The photography gallery isn’t merely just empty walls, to Khalifa and Farid. it’s so much more than that. Choosing the artists that they work with is a very important aspect of their work. They have exhibited the work of prominent artists, like Nabil Boutros, a well-known and much admired photographer who has been in this field for the past 40 years, Byron Dunno whose “Edge of Giza” series captured the environmental and cultural aspect of Egypt, as well as Paul Geday, Xenia Nikolskaya and many more. Each exhibiting artist was chosen for a reason. Some artists use collage in their work while others for do montages. There are also artists who use hand paint to add an extra layer of information, while some artists spend months and years to come up with a single photo. Tintera is interested in showcasing all aspects of photography, the materials used, as well as the vision that explodes the stereotypes of photography.
Khalifa and Farid also offer career development for photographic artists, to help them achieve their full potential. Last October, they were excited to participate for the first time in an international photography fair, Photo London, with a collection of work by different Egyptian artists. They were even more excited when one of their artists was presented with the Emerging Photographer of the Year award. Tintera was the only Middle East based gallery there. The fair included many big art dealers and buyers and was extremely important in promoting the gallery. “The gallery holds exhibitions every few months. So it’s great whenever we participate in these fairs. Our long term goal is to be able to participate in as many fairs as we possibly can, and more pop-ups in different places. We really want people to grasp what we’re trying to do with this gallery,” they conclude.

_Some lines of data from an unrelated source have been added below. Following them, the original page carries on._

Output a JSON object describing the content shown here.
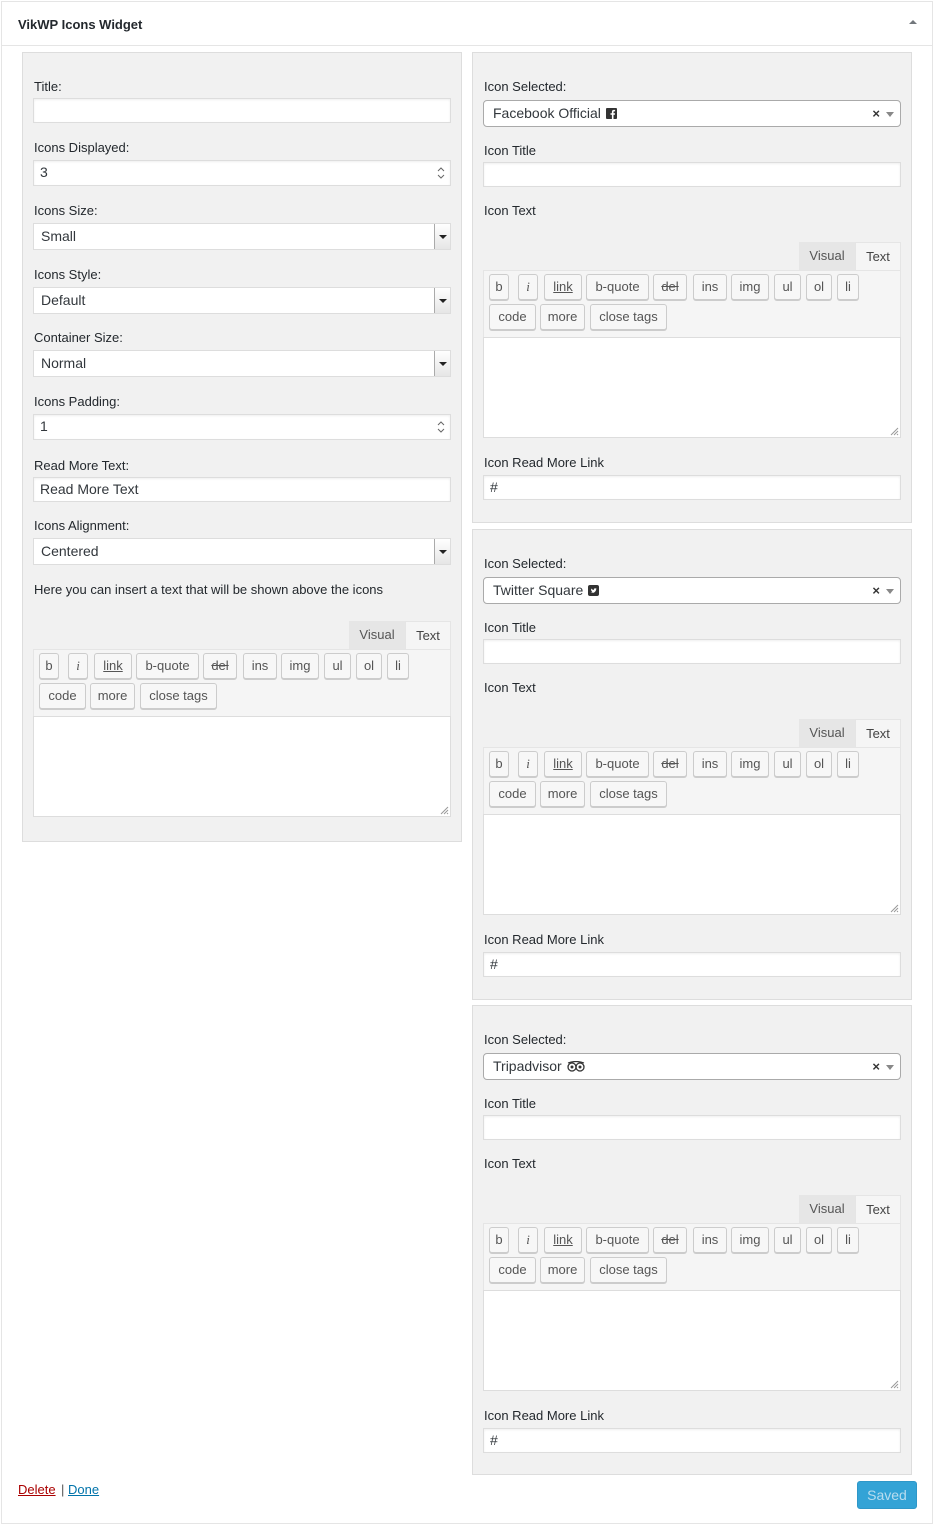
{
  "widget": {
    "title": "VikWP Icons Widget",
    "toggle_icon": "arrow-up-icon"
  },
  "settings": {
    "title_label": "Title:",
    "title_value": "",
    "icons_displayed_label": "Icons Displayed:",
    "icons_displayed_value": "3",
    "icons_size_label": "Icons Size:",
    "icons_size_value": "Small",
    "icons_style_label": "Icons Style:",
    "icons_style_value": "Default",
    "container_size_label": "Container Size:",
    "container_size_value": "Normal",
    "icons_padding_label": "Icons Padding:",
    "icons_padding_value": "1",
    "read_more_label": "Read More Text:",
    "read_more_value": "Read More Text",
    "alignment_label": "Icons Alignment:",
    "alignment_value": "Centered",
    "help_text": "Here you can insert a text that will be shown above the icons"
  },
  "editor": {
    "tab_visual": "Visual",
    "tab_text": "Text",
    "buttons": [
      "b",
      "i",
      "link",
      "b-quote",
      "del",
      "ins",
      "img",
      "ul",
      "ol",
      "li",
      "code",
      "more",
      "close tags"
    ]
  },
  "icons": [
    {
      "selected_label": "Icon Selected:",
      "selected_value": "Facebook Official",
      "glyph": "facebook-official-icon",
      "title_label": "Icon Title",
      "title_value": "",
      "text_label": "Icon Text",
      "link_label": "Icon Read More Link",
      "link_value": "#"
    },
    {
      "selected_label": "Icon Selected:",
      "selected_value": "Twitter Square",
      "glyph": "twitter-square-icon",
      "title_label": "Icon Title",
      "title_value": "",
      "text_label": "Icon Text",
      "link_label": "Icon Read More Link",
      "link_value": "#"
    },
    {
      "selected_label": "Icon Selected:",
      "selected_value": "Tripadvisor",
      "glyph": "tripadvisor-icon",
      "title_label": "Icon Title",
      "title_value": "",
      "text_label": "Icon Text",
      "link_label": "Icon Read More Link",
      "link_value": "#"
    }
  ],
  "select_clear": "×",
  "footer": {
    "delete": "Delete",
    "separator": "|",
    "done": "Done",
    "saved": "Saved"
  },
  "colors": {
    "link": "#0073aa",
    "delete": "#a00",
    "saved_button": "#33a3d6"
  }
}
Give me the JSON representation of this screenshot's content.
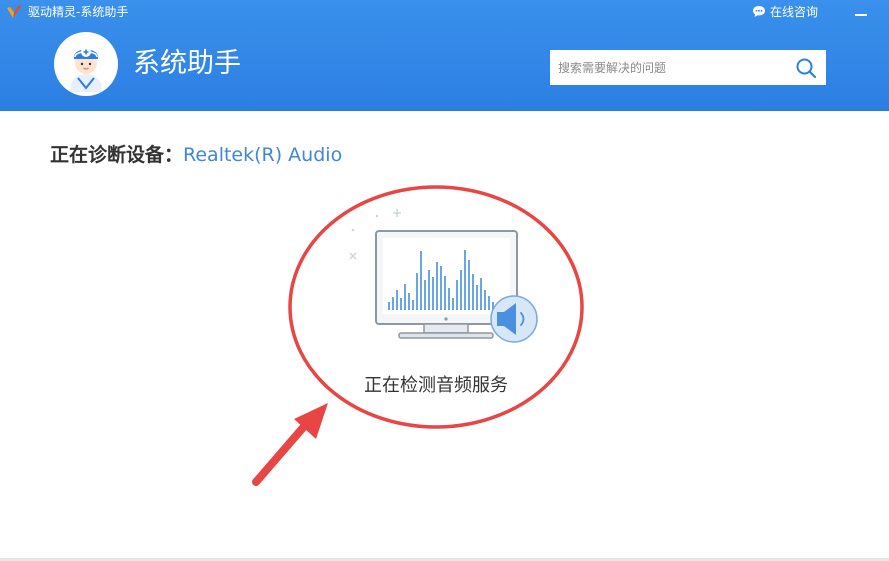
{
  "window": {
    "title": "驱动精灵-系统助手",
    "online_consult": "在线咨询"
  },
  "header": {
    "title": "系统助手",
    "search_placeholder": "搜索需要解决的问题"
  },
  "diagnosis": {
    "label": "正在诊断设备：",
    "device": "Realtek(R) Audio"
  },
  "status": {
    "text": "正在检测音频服务"
  },
  "colors": {
    "header_blue": "#2c7fe2",
    "link_blue": "#3f87d9",
    "annotation_red": "#e84545"
  },
  "icons": {
    "app": "driver-genius-logo-icon",
    "consult": "chat-bubble-icon",
    "minimize": "minimize-icon",
    "search": "search-icon",
    "avatar": "doctor-avatar-icon",
    "monitor": "monitor-waveform-icon",
    "speaker": "speaker-icon"
  }
}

In addition to representing photographers and showcasing their work, Tintera is also an art consultancy providing expert advice on museum and preservation work and helping clients understand the photography world by providing answers on the various aspects involved in photography. The founders of Tintera also hope some day to compile their own historical collection of photographs, for people to see and admire whenever they desire. Yet, they are cognisant of the challenges, which are not just financial, involved in this huge task. According to them, this will be a difficult undertaking and will require a huge dedication of time and effort.
To Khalifa and Farid, both working mothers, opening their gallery meant that they could enjoy a ‘free’ working style that allows them to set their own desired parameters. “Being our own bosses is such an advantage since working for someone while being a mother and a caretaker as well is so difficult,” says Khalifa. Farid adds that being totally in charge was what enabled them to take the decision to close down the gallery when the pandemic first hit, because they felt there were bigger things at stake.
Khalifa and Farid describe their work as doing the caretaking work for the artists. They provide a space for creativity and pave the way for artists to be as wild and creative as they wish to be, while the two of them do all the technical stuff that has absolutely nothing to do with creativity. They admit that, being mothers, their own creativity was eroded along the years as they prioritised the needs of others. Farid elaborates, “Motherhood doesn’t go away. Taking the load off of the artists’ responsibilities to allow them to be creative is something that we wished we had when we were younger. That’s why we are happy now that we can provide that to other fellow artists in the field of photography. We are happy to deal with the housework of creativity.”